Real GDP Growth in Peru vs. Brazil: 2008-2013

Source: Euromonitor International from national statistics/Eurostat/OECD/UN/International Monetary Fund (IMF), World Economic Outlook (WEO)
Note: Data for 2013 are forecast 

Positive Outlook for Peru

Ranked the third best for ease of doing business in Latin America by the World Bank in 2013, Peru’s economic growth is primarily driven by investment which makes it an anomaly in the region. The country treats foreign investors as they do domestic, private investors which resulted in Foreign Direct Investment (FDI) worth 6.1% of total GDP in 2012, as opposed to 2.9% of total GDP in Brazil. This led to credit ratings agency Fitch reaffirming its confidence in the Peruvian economy in October 2013 by upgrading its foreign debt to BBB+, while Standard & Poor’s (S&P) also upgraded the country in August 2013, mainly down to plans for substantial investment in the mining sector which will see copper production double by 2016. Brazil, on the other hand, was downgraded from a positive outlook to stable by Moody’s in October 2013 while S&P put the Brazilian outlook as negative in June 2013.

Openness to Trade is a Key Asset

In terms of trade, Peru is also much more open to working with other economies than Brazil. Peru is part of several major free trade agreements (FTA) including the Asia Pacific Economic Co-operation (APEC) and the Trans-Pacific Partnership (TPP) which also includes the USA, Canada and Mexico as well as key Asian markets such as Vietnam, Singapore and Malaysia. Over the last decade, Peru has intensified its trade policies and in 2011, China became Peru’s biggest export market, overtaking the USA. Both countries are members of the World Trade Organization (WTO) and part of the G-20, but with exports worth an estimated 20.1% of total GDP in 2013 Peru, it is considerably more open than Brazil, where the corresponding figure is expected to be just 10.7%.

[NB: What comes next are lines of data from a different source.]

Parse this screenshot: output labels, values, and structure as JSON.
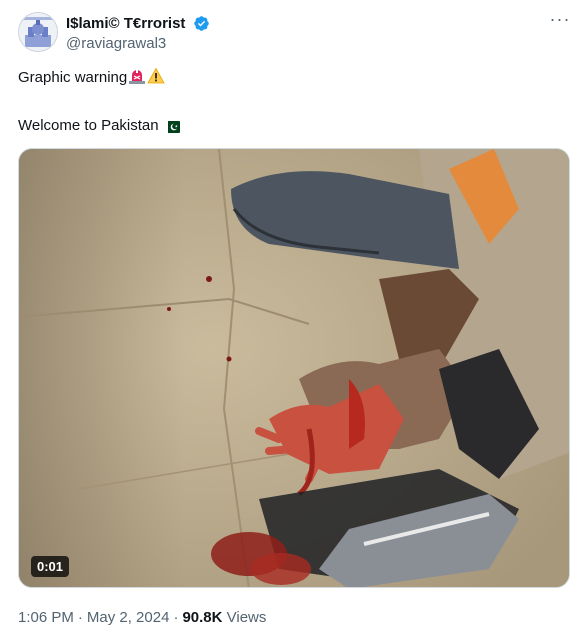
{
  "author": {
    "display_name": "I$lami© T€rrorist",
    "handle": "@raviagrawal3",
    "verified_icon": "verified-badge-icon",
    "avatar": "avatar-image"
  },
  "menu": {
    "more_label": "···"
  },
  "tweet": {
    "line1": "Graphic warning",
    "line1_emojis": [
      "rotating-light-emoji",
      "warning-emoji"
    ],
    "line2": "Welcome to Pakistan",
    "line2_emoji": "pakistan-flag-emoji"
  },
  "media": {
    "type": "video",
    "duration": "0:01"
  },
  "meta": {
    "time": "1:06 PM",
    "separator": "·",
    "date": "May 2, 2024",
    "views_count": "90.8K",
    "views_label": "Views"
  },
  "colors": {
    "accent": "#1d9bf0",
    "secondary_text": "#536471",
    "primary_text": "#0f1419"
  }
}
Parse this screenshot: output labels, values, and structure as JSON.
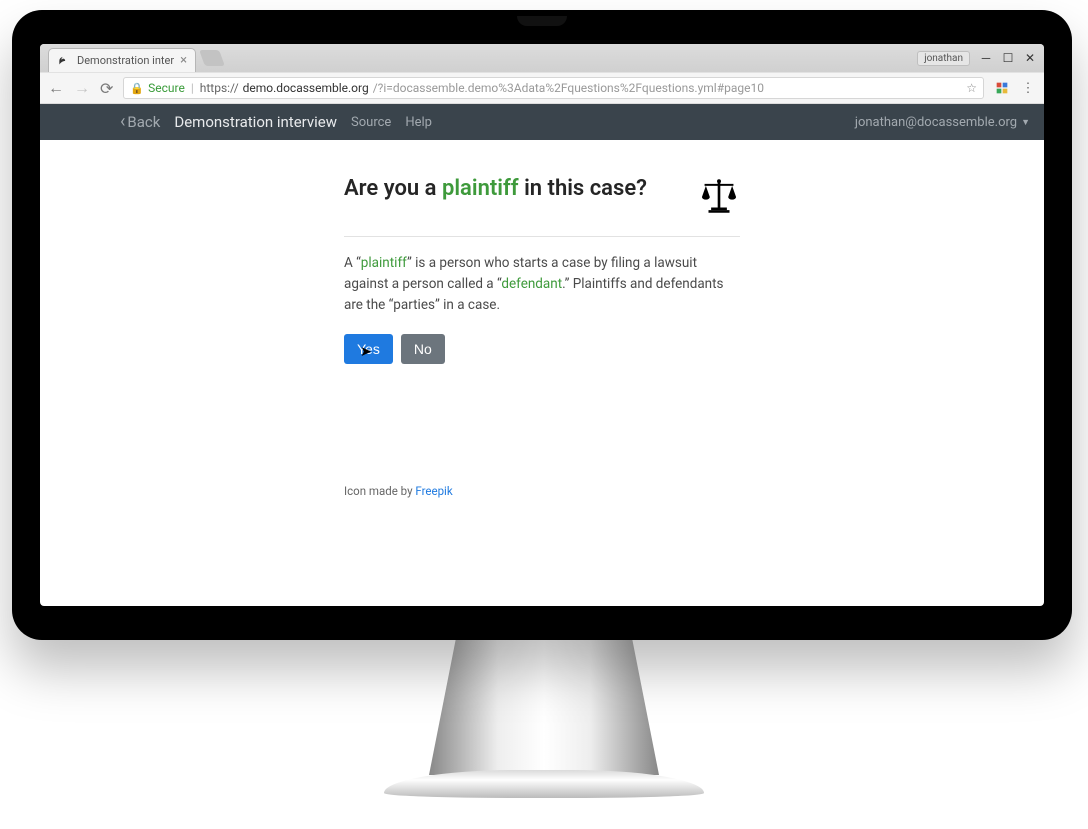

Consumers are Spending but not to Excess

Peru’s consumers are less well off than their Brazilian cohorts, with per capita disposable income expected to be just 57.5% of the same figure in Brazil. However, private final consumption expenditure (PFCE) as a percentage of total GDP in the two countries is very similar, indicating that consumers in Peru are becoming more important to the Peruvian economy. In Brazil, between 2008 and 2013 the economy grew in real terms by 14.2% while PFCE grew by 29.4% which is a sign of overzealous credit growth which has fuelled speculation about a potential credit bubble in the country. However, PFCE in Peru grew by 28.5% in real terms over the same time period while real GDP growth was 31.7% suggesting healthy, balanced growth of consumer expenditure.

Diverging Prospects in Peru and Brazil

Real GDP growth in Peru cooled in 2013 to 5.7% from 6.3% in 2012, but it still far outstrips Brazil which saw just 0.9% real growth in 2012 and is forecast to see real output increase by 2.7% in 2013. The 2013 growth figures for both economies are far more indicative of their diverging prospects over the medium- to long-term, with Peru set to enjoy a sustained period of economic prosperity and assured returns on investments.